Rei also knows all too well about his emotional shortcomings for someone who can’t feel emotions – and his source of knowledge and memories about whatever is the problem with him or others is conveniently available or absent according to what the story wants at that moment, so the story feels slow and, contradictorily, we don’t get to feel the world around Rei as fast as he can explain it to us. He’s aware of everything that’s wrong with anyone, himself included, except the themes the story is discussing there and then, giving off a jarring feeling of disconnect between you and the characters.
This effect is exacerbated by how the art seems unable to convey how desolated the world actually is. It’s not the art department’s fault, really – we rarely have to deal with it in the story, with what this apocalypse meant for people and for Rei. Still, a continuous sandstorm effect over the backgrounds isn’t enough to make us feel like we’re witnessing the end of the world.
The second part of the story, from chapters six to eight, has all the answers and twists the early chapters didn’t have. A lot of things happen, all at once, everything gets explained and not much is discussed. This makes the story very entertaining and intriguing, but there’s a sensation that it’s all too shallow. It’s not as if everything in what I call the first part is abandoned in what I call the second part and, in fact, some themes are expanded and are shown under a new light – but the answers trigger new puzzles that are never solved, all in the sake of resolution.
The faults in how Rei works within this system persist, as he gets and accepts everything much faster than we do. Worse, there are hints that the writer never trusted his own twists, so he keeps having other characters ask if Rei knew it all along, to which Rei replies that he did. Of course, this also has the intended effect to change focus from the structural aspect of the story to the emotional one, get you to focus on the characters and how everything affects them. And it somehow works – the characters will still be monoliths, but by then you’ll care for them and want them to be happy.

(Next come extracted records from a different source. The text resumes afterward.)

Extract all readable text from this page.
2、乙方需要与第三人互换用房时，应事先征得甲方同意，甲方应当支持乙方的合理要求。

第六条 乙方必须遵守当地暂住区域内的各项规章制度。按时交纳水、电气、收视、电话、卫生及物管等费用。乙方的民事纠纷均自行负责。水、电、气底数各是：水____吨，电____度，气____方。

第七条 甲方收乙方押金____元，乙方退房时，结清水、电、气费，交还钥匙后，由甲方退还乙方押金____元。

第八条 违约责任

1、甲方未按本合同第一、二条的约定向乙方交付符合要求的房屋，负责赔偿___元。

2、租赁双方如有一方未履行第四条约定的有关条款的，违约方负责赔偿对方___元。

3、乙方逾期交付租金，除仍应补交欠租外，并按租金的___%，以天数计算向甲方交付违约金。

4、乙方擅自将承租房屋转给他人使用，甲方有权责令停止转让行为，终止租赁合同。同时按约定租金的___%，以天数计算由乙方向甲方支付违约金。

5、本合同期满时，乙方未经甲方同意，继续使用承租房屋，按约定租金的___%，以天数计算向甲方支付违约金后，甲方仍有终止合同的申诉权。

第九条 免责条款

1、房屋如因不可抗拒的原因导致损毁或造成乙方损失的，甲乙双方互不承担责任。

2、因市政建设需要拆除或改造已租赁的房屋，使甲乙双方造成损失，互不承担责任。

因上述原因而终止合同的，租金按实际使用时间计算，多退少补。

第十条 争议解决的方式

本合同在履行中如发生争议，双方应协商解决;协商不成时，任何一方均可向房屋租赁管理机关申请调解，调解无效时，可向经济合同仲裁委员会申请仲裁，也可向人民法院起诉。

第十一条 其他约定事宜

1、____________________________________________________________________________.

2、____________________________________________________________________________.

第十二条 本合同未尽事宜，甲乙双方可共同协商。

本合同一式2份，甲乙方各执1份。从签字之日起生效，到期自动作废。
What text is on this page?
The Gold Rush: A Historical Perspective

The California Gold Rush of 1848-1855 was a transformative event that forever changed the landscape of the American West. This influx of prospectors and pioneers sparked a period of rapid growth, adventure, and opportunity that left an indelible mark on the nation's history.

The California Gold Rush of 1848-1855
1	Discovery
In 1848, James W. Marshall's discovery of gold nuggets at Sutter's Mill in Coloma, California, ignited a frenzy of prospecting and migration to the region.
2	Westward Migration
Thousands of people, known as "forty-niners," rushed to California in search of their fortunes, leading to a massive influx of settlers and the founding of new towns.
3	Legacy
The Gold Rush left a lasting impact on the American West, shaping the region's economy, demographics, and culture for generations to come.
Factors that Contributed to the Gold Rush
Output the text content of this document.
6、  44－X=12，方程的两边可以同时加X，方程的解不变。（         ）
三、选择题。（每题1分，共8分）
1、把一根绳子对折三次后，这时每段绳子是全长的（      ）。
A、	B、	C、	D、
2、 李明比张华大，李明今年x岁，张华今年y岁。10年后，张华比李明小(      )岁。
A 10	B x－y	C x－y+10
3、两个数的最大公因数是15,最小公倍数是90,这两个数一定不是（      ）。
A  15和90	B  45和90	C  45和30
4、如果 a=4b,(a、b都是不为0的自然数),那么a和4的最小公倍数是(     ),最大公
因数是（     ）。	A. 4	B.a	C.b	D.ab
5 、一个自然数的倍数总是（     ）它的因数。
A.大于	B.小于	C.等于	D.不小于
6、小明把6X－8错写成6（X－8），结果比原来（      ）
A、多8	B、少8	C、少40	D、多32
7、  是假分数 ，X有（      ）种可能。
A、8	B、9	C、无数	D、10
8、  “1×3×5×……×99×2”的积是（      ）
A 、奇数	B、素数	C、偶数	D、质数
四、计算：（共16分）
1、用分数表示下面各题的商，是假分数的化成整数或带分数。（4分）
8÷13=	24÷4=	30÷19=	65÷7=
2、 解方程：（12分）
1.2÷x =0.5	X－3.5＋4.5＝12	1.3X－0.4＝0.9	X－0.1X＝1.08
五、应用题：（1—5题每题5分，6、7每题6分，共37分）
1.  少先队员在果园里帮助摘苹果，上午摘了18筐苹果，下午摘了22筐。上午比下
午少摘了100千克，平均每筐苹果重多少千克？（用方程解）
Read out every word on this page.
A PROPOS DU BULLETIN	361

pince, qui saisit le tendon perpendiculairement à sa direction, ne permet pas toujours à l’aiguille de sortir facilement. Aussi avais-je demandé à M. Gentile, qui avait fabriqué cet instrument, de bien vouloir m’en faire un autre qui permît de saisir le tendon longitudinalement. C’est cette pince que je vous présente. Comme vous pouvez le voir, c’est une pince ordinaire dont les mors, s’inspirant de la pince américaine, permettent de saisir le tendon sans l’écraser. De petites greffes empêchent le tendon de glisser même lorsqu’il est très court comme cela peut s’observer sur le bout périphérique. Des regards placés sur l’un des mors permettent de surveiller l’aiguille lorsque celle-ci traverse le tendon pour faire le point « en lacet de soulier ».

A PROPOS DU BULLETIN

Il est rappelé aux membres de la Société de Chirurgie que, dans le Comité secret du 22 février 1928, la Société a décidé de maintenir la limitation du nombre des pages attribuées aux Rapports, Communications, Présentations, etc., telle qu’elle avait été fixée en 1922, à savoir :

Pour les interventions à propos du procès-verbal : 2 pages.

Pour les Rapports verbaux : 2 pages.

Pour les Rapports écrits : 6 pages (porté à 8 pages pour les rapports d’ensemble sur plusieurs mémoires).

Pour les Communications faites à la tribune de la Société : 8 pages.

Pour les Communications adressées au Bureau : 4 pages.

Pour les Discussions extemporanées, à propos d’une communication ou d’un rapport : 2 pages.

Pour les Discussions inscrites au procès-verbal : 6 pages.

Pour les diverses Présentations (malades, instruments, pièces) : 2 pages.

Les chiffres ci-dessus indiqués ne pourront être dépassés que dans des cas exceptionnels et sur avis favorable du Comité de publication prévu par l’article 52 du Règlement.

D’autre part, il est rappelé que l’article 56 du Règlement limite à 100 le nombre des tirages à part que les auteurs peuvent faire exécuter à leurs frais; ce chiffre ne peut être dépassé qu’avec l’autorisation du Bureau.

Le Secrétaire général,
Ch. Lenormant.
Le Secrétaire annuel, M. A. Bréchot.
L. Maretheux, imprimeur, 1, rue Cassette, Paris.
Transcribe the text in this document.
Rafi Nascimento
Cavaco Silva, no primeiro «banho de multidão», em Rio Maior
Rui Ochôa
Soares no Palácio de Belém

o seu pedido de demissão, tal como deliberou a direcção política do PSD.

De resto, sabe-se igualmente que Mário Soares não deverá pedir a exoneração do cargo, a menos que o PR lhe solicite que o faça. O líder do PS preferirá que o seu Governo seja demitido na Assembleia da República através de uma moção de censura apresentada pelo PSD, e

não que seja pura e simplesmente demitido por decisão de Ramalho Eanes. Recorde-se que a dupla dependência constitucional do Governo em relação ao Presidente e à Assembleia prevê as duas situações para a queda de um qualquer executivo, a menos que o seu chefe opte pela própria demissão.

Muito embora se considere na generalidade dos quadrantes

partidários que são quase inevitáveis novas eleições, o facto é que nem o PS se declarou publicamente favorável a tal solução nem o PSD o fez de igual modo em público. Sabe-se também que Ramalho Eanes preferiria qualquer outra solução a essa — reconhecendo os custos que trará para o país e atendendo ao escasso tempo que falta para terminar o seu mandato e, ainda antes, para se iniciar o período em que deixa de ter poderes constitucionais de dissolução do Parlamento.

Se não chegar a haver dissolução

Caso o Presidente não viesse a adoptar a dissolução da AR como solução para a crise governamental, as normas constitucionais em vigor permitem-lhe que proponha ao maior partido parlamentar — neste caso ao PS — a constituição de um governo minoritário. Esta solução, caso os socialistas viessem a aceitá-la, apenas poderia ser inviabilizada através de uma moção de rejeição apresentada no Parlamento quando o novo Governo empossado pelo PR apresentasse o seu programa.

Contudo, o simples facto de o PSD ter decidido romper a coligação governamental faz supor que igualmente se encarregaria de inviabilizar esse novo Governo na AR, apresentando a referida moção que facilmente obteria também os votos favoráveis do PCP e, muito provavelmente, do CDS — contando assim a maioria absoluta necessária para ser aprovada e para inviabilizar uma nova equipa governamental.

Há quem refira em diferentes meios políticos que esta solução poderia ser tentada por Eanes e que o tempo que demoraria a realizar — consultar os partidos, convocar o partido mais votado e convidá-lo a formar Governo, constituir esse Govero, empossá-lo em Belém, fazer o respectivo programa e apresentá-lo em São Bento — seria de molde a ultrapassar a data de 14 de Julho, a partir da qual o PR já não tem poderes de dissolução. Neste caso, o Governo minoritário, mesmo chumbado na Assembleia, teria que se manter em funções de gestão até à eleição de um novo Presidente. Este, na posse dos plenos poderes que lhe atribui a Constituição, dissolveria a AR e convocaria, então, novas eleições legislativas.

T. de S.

It’s a story from Key, through and through. It seems to want to be about something, touches on the surface of many themes and subjects, but the way the protagonist interacts with the world, more than the world itself, takes much from its potential. The sudden shift in gear in the story takes too long to happen, but, awkwardly, it feels as if there wasn’t enough time for you to truly bond with anyone, as interesting as the characters may be when thought about together. The lingering emotion you feel towards them as a result is a tiny fraction of what other Key visual novels do. You’ve seen the formula, but the essence seems to have been diluted this time around.